Expérimenté sur une période pilote d'un mois, entre le 9 février et le 16 mars 2026, cet écosystème virtuel a permis de concrétiser l'insertion socio-professionnelle de 305 jeunes adultes au sein des sept arrondissements de la capitale politique, jetant les bases d'un déploiement à plus grande échelle.

La stratégie d'intervention conçue par la jeune entreprise repose sur une double approche technique, capable d'adresser simultanément les exigences du secteur formel et la réalité économique des activités informelles. Pour les profils académiques, l'application intègre un outil d'automatisation des compétences qui génère des curriculum vitæ audiovisuels afin de capter l'attention des services de recrutement des entreprises. En parallèle, pour endiguer l'urgence sociale, le système déploie un mécanisme de monétisation des services de proximité pour les ménages, offrant ainsi des gains immédiats aux sans-emplois. Les prévisions initiales communiquées par le président du conseil d'administration, Paul Junior Ma Ngoa, tablaient sur un échantillon de 500 candidats pour cette phase test, confirmant un taux de conversion technique encourageant pour la suite du programme.
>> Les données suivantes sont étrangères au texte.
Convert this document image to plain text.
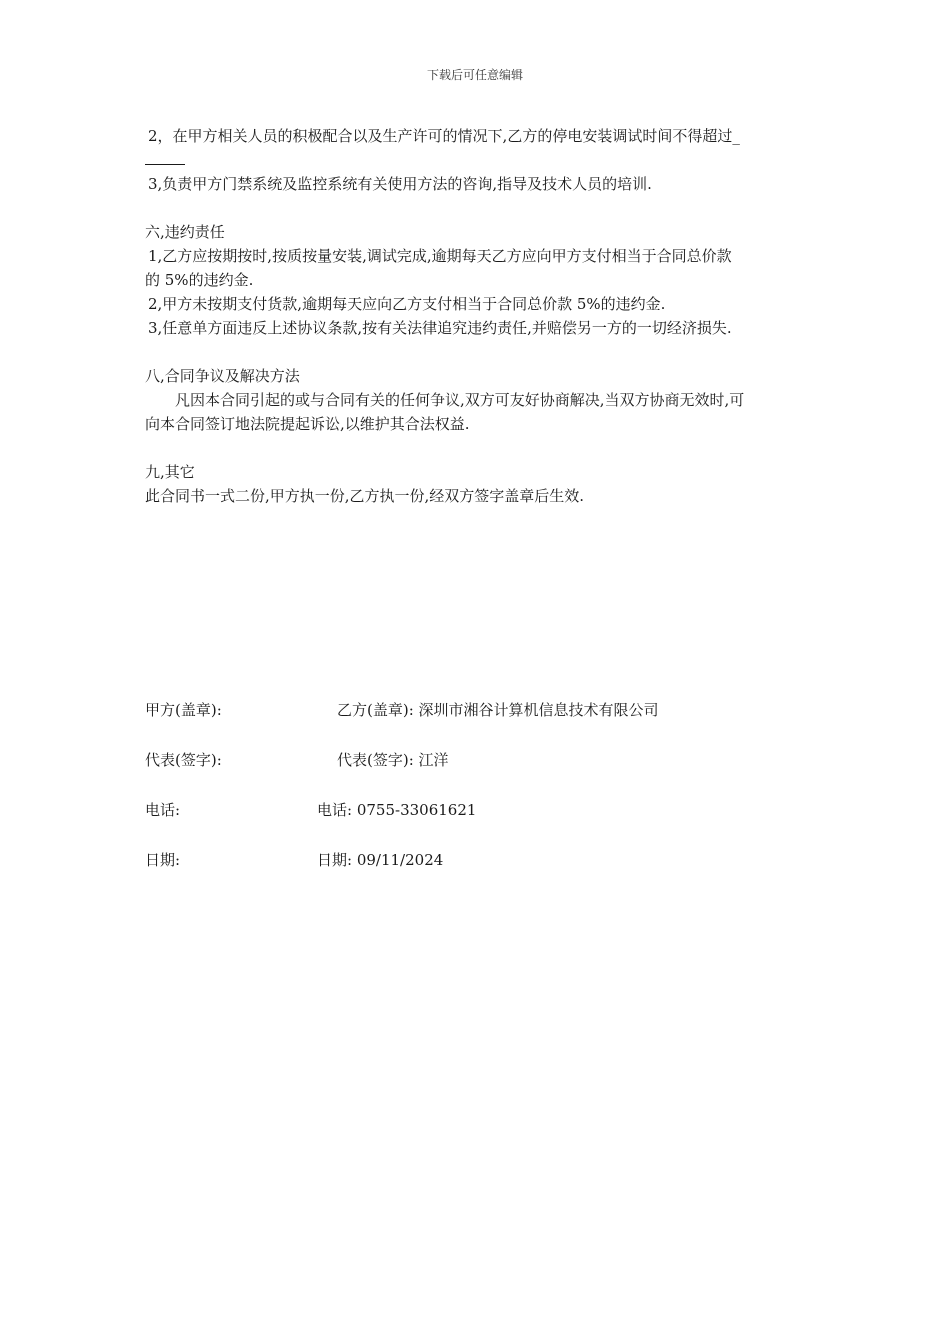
下载后可任意编辑

2，在甲方相关人员的积极配合以及生产许可的情况下,乙方的停电安装调试时间不得超过_

3,负责甲方门禁系统及监控系统有关使用方法的咨询,指导及技术人员的培训.

六,违约责任

1,乙方应按期按时,按质按量安装,调试完成,逾期每天乙方应向甲方支付相当于合同总价款

的 5%的违约金.

2,甲方未按期支付货款,逾期每天应向乙方支付相当于合同总价款 5%的违约金.

3,任意单方面违反上述协议条款,按有关法律追究违约责任,并赔偿另一方的一切经济损失.

八,合同争议及解决方法

凡因本合同引起的或与合同有关的任何争议,双方可友好协商解决,当双方协商无效时,可

向本合同签订地法院提起诉讼,以维护其合法权益.

九,其它

此合同书一式二份,甲方执一份,乙方执一份,经双方签字盖章后生效.

甲方(盖章):	乙方(盖章): 深圳市湘谷计算机信息技术有限公司
代表(签字):	代表(签字): 江洋
电话:	电话: 0755-33061621
日期:	日期: 09/11/2024
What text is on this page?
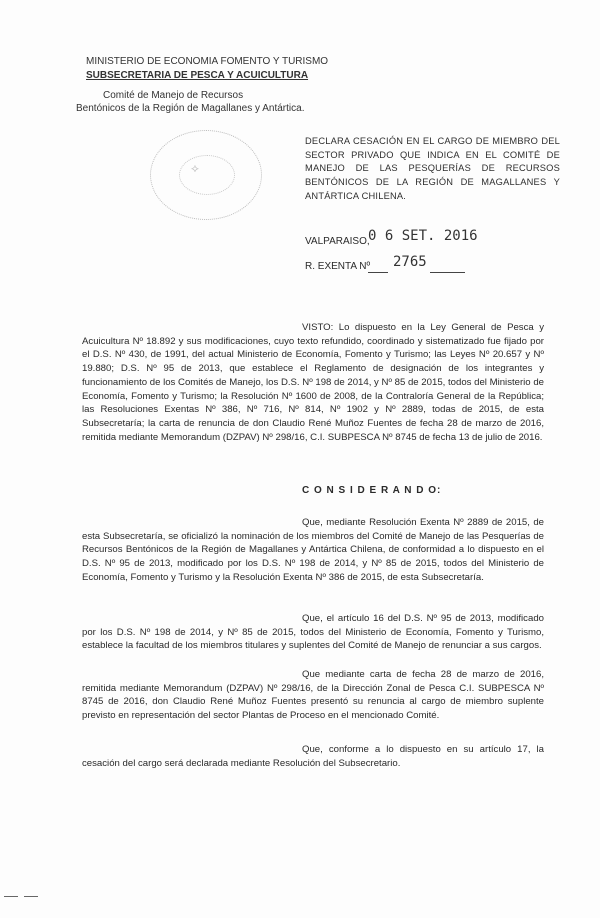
MINISTERIO DE ECONOMIA FOMENTO Y TURISMO
SUBSECRETARIA DE PESCA Y ACUICULTURA
Comité de Manejo de Recursos
Bentónicos de la Región de Magallanes y Antártica.
⟡
DECLARA CESACIÓN EN EL CARGO DE MIEMBRO DEL SECTOR PRIVADO QUE INDICA EN EL COMITÉ DE MANEJO DE LAS PESQUERÍAS DE RECURSOS BENTÓNICOS DE LA REGIÓN DE MAGALLANES Y ANTÁRTICA CHILENA.
VALPARAISO,
0 6 SET. 2016
R. EXENTA Nº 2765
VISTO: Lo dispuesto en la Ley General de Pesca y Acuicultura Nº 18.892 y sus modificaciones, cuyo texto refundido, coordinado y sistematizado fue fijado por el D.S. Nº 430, de 1991, del actual Ministerio de Economía, Fomento y Turismo; las Leyes Nº 20.657 y Nº 19.880; D.S. Nº 95 de 2013, que establece el Reglamento de designación de los integrantes y funcionamiento de los Comités de Manejo, los D.S. Nº 198 de 2014, y Nº 85 de 2015, todos del Ministerio de Economía, Fomento y Turismo; la Resolución Nº 1600 de 2008, de la Contraloría General de la República; las Resoluciones Exentas Nº 386, Nº 716, Nº 814, Nº 1902 y Nº 2889, todas de 2015, de esta Subsecretaría; la carta de renuncia de don Claudio René Muñoz Fuentes de fecha 28 de marzo de 2016, remitida mediante Memorandum (DZPAV) Nº 298/16, C.I. SUBPESCA Nº 8745 de fecha 13 de julio de 2016.
C O N S I D E R A N D O:
Que, mediante Resolución Exenta Nº 2889 de 2015, de esta Subsecretaría, se oficializó la nominación de los miembros del Comité de Manejo de las Pesquerías de Recursos Bentónicos de la Región de Magallanes y Antártica Chilena, de conformidad a lo dispuesto en el D.S. Nº 95 de 2013, modificado por los D.S. Nº 198 de 2014, y Nº 85 de 2015, todos del Ministerio de Economía, Fomento y Turismo y la Resolución Exenta Nº 386 de 2015, de esta Subsecretaría.
Que, el artículo 16 del D.S. Nº 95 de 2013, modificado por los D.S. Nº 198 de 2014, y Nº 85 de 2015, todos del Ministerio de Economía, Fomento y Turismo, establece la facultad de los miembros titulares y suplentes del Comité de Manejo de renunciar a sus cargos.
Que mediante carta de fecha 28 de marzo de 2016, remitida mediante Memorandum (DZPAV) Nº 298/16, de la Dirección Zonal de Pesca C.I. SUBPESCA Nº 8745 de 2016, don Claudio René Muñoz Fuentes presentó su renuncia al cargo de miembro suplente previsto en representación del sector Plantas de Proceso en el mencionado Comité.
Que, conforme a lo dispuesto en su artículo 17, la cesación del cargo será declarada mediante Resolución del Subsecretario.
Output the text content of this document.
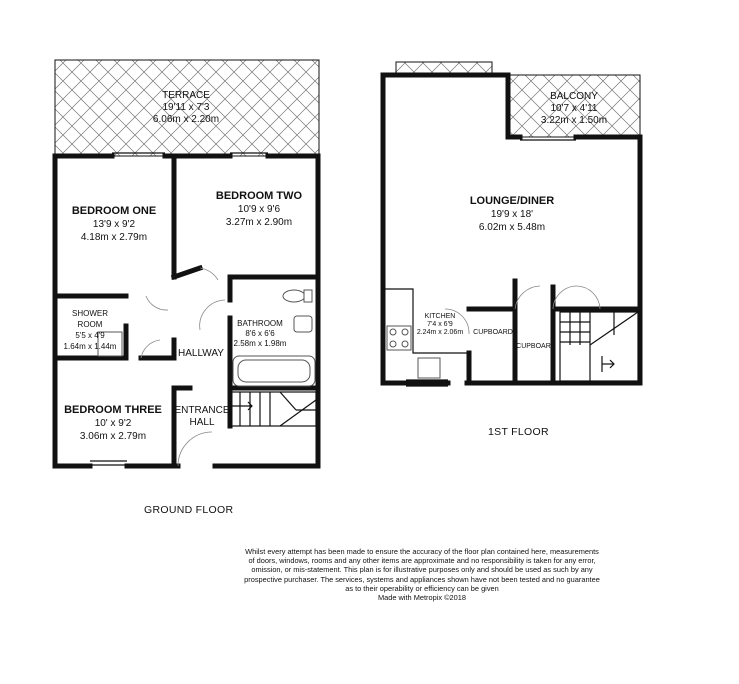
TERRACE
19'11 x 7'3
6.06m x 2.20m
BEDROOM ONE
13'9 x 9'2
4.18m x 2.79m
BEDROOM TWO
10'9 x 9'6
3.27m x 2.90m
SHOWER
ROOM
5'5 x 4'9
1.64m x 1.44m
BATHROOM
8'6 x 6'6
2.58m x 1.98m
HALLWAY
ENTRANCE
HALL
BEDROOM THREE
10' x 9'2
3.06m x 2.79m
BALCONY
10'7 x 4'11
3.22m x 1.50m
LOUNGE/DINER
19'9 x 18'
6.02m x 5.48m
KITCHEN
7'4 x 6'9
2.24m x 2.06m CUPBOARD
CUPBOARD
GROUND FLOOR
1ST FLOOR
Whilst every attempt has been made to ensure the accuracy of the floor plan contained here, measurements
of doors, windows, rooms and any other items are approximate and no responsibility is taken for any error,
omission, or mis-statement. This plan is for illustrative purposes only and should be used as such by any
prospective purchaser. The services, systems and appliances shown have not been tested and no guarantee
as to their operability or efficiency can be given
Made with Metropix ©2018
L'administration publique examine désormais les modalités d'extension de cette solution de croissance inclusive, alors que le chômage de friction continue de peser sur la jeunesse urbaine. Les projections opérationnelles de la structure privée pour la seconde moitié de l'année 2026 fixent un objectif de pénétration de 20 000 bénéficiaires sur l'ensemble du territoire national. La viabilité financière de ce modèle repose sur sa capacité à structurer l'économie populaire et à réduire les coûts d'intermédiation sur le marché du travail. Pour le tissu économique national, l'enjeu consiste à transformer ce succès expérimental en une dynamique d'intégration durable, capable de stabiliser les revenus des jeunes actifs face aux fluctuations de la conjoncture.